Tanda pertama suatu longsoran busur biasanya berupa suatu rekahan tarik permukaan atas atau muka
lereng, kadang-kadang disertai dengan menurunnya sebagian permukaan atas lereng yang berada
disamping rekahan. Penurunan ini menandakan adanya gerakan lereng yang pada akhirnya akan
terjadi kelongsoran lereng, hanya dapat dilakukan apabila belum terjadi gerakan lereng tersebut
4. Longsoran Guling (topple).
Longsoran guling terjadi pada batuan yang keras dan memiliki lereng terjal dengan bidang-bidang
lemah yang tegak atau hampir tegak dan arahnya berlawanan dengan arah kemiringan lereng.

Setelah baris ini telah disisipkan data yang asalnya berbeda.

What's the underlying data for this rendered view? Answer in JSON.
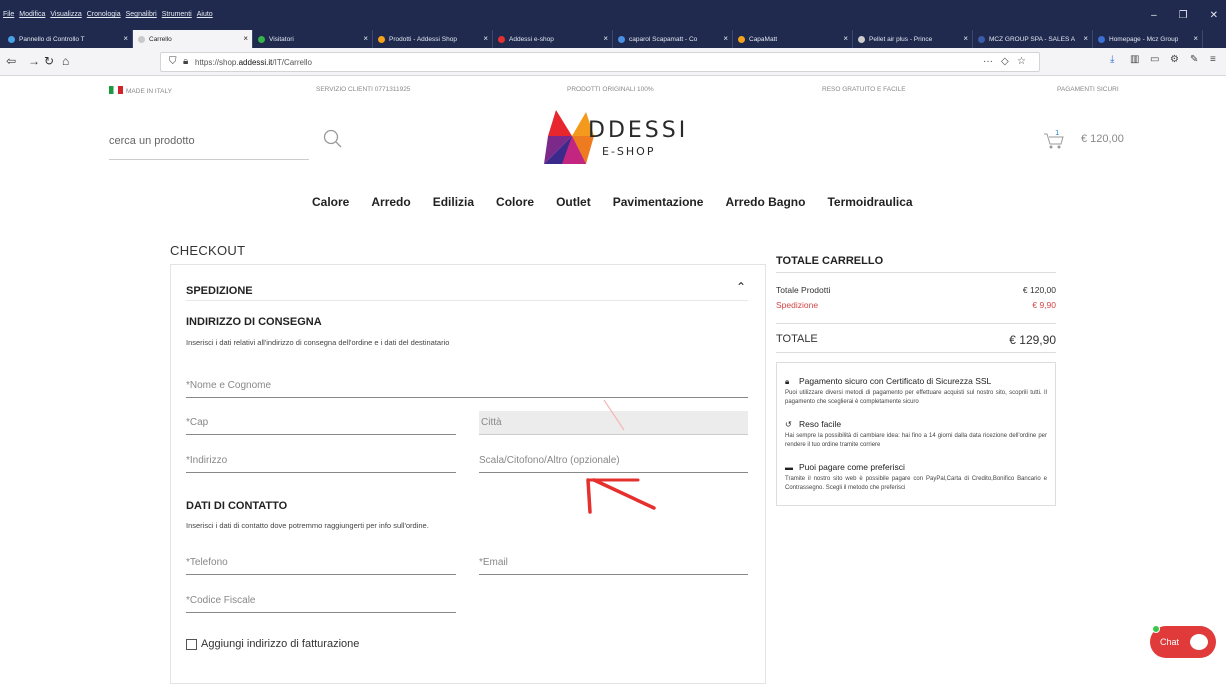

Longsoran ini bisa berbentuk blok atau bertingkat. Kondisi untuk menggelincir atau meluncur ditentukan
oleh sudut geser dalam dan kemiringan bidang luncurnya, tinggi balok dan lebar balok terletak pada
bidang miring.
Kondisi geometri yang diperlukan untuk terjadinya longsoran guling, antara lain : · Balok akan tetap
mantap bila y < f dan b/h > tan f.
· Balok akan meluncur bila y > f dan b/h > tan f.
· Balok akan tergelincir, kemudian mengguling bila y > f dan b/h < tan f.